The main reason for the existence of these barbaric practices is the lack of discipline in a military system that is not built normally, the expert is convinced. “All this gives rise to impunity. For serious war crimes – for example, the mass murders in Bucha and Mariupol – no one in the Russian army has been punished. This, in turn, sends a categorical signal that “people can be killed just like that, without anyone being held responsible for it”. And if Ukrainian citizens can be killed, then Russians can too. Matveev is convinced that “zeroing“ has replaced discipline in the Russian army. And because it does not combat the problem in any way, the phenomenon is spreading even more.

If torture, mockery, blackmail, "zeroing out" and other war crimes were stopped, the Russian army would not be able to fight, both experts are convinced. "In fact, its entire activity is based on impunity, on using soldiers as a resource, as slaves," explains Fedorov. Matveev gives such an example: "In any normal army, there is no situation in which you can afford to send 100 people simply to their deaths, because the commander would then immediately be brought before a tribunal. And here, let's take Pokrovsk, for example, they send 100 people to attack, of which 90 are eliminated by drones. Okay, the commanders say, but 10 people have broken through, so we send another 100, of which another 10 will reach the city and we will already have 20 people there. If the Russian army starts fighting in this way, they essentially admit that they cannot fight,“ concludes the expert.

The army “will eat the world around it”

Psychoanalyst Putilovskaya sees in “zeroing” a method of coercion, control and intimidation: “In such terrible conditions, soldiers die quickly and en masse. The authorities are not interested in building long-term relationships with people, since they know that new ones will soon come. Two things prevent the community, including during war, from falling apart: the emotional connection between people and the coercion of force. If one of the two falls away – and in this case the emotional component drops out – the second begins to prevail. In this case it turns into cruelty, forced to the maximum“.

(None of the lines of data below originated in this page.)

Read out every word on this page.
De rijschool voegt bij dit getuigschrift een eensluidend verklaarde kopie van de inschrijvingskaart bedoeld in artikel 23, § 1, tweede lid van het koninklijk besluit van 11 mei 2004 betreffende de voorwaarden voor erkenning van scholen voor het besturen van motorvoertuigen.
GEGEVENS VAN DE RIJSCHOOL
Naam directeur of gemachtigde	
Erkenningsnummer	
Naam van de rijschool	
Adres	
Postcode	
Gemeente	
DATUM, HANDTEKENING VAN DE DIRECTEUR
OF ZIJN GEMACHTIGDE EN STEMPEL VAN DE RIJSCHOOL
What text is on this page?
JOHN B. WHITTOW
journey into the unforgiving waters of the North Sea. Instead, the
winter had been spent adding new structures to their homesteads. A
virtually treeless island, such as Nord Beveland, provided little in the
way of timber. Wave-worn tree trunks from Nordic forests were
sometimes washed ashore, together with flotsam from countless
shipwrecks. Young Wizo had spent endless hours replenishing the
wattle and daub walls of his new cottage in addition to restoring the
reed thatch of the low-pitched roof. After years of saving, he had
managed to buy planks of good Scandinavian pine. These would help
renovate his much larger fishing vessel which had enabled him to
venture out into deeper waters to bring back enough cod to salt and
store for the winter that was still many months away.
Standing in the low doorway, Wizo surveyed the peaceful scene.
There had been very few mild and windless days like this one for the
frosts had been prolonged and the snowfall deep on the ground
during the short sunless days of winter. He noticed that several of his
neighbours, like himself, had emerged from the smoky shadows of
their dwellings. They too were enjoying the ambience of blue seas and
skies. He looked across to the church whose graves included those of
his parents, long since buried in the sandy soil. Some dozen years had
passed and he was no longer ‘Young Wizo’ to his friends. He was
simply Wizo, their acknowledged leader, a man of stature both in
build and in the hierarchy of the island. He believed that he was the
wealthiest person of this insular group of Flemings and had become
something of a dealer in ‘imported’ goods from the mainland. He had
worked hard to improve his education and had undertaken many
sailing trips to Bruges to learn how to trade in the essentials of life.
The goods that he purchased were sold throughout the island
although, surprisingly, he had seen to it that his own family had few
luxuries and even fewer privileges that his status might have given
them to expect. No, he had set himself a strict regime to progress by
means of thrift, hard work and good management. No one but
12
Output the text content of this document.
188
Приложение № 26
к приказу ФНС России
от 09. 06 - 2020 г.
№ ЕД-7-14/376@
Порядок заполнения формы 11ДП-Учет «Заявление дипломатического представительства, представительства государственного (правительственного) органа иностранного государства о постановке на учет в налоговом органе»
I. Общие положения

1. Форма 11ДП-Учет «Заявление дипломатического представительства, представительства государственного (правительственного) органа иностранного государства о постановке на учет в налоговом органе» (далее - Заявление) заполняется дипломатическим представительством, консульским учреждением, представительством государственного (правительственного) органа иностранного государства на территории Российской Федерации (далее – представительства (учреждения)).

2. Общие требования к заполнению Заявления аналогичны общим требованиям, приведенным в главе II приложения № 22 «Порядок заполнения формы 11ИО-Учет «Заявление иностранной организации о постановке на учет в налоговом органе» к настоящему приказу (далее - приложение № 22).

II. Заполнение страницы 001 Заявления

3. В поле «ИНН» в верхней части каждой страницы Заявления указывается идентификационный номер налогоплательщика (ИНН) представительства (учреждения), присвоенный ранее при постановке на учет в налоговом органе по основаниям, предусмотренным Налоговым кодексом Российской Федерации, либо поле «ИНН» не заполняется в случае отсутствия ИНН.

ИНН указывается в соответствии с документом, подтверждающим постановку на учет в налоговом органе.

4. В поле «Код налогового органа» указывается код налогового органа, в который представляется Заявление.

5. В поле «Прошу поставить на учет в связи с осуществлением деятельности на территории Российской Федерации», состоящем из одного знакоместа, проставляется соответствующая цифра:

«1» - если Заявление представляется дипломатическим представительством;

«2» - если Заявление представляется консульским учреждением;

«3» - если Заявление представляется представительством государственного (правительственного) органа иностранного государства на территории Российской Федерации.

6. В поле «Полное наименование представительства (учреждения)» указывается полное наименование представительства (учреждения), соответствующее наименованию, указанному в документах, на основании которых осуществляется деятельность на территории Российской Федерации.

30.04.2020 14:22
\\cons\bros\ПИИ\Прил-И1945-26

Matveev also talks about another factor – the Russians do not understand why they are fighting: “The Ukrainian army, even in the most difficult moments for it, knows why it is fighting: it is defending its land. In the Russian army, most understand that this is just one big and vile war crime, consisting of many smaller crimes, with which they must come to terms”.

The practice of “zeroing”, according to Matveev, will end only with the end of the war, and in Putin's Russia no such crimes will be investigated, he is convinced. According to Fyodorov, the Russian army is turning into a huge criminal group that after the war “will not eat itself, but the world around it“.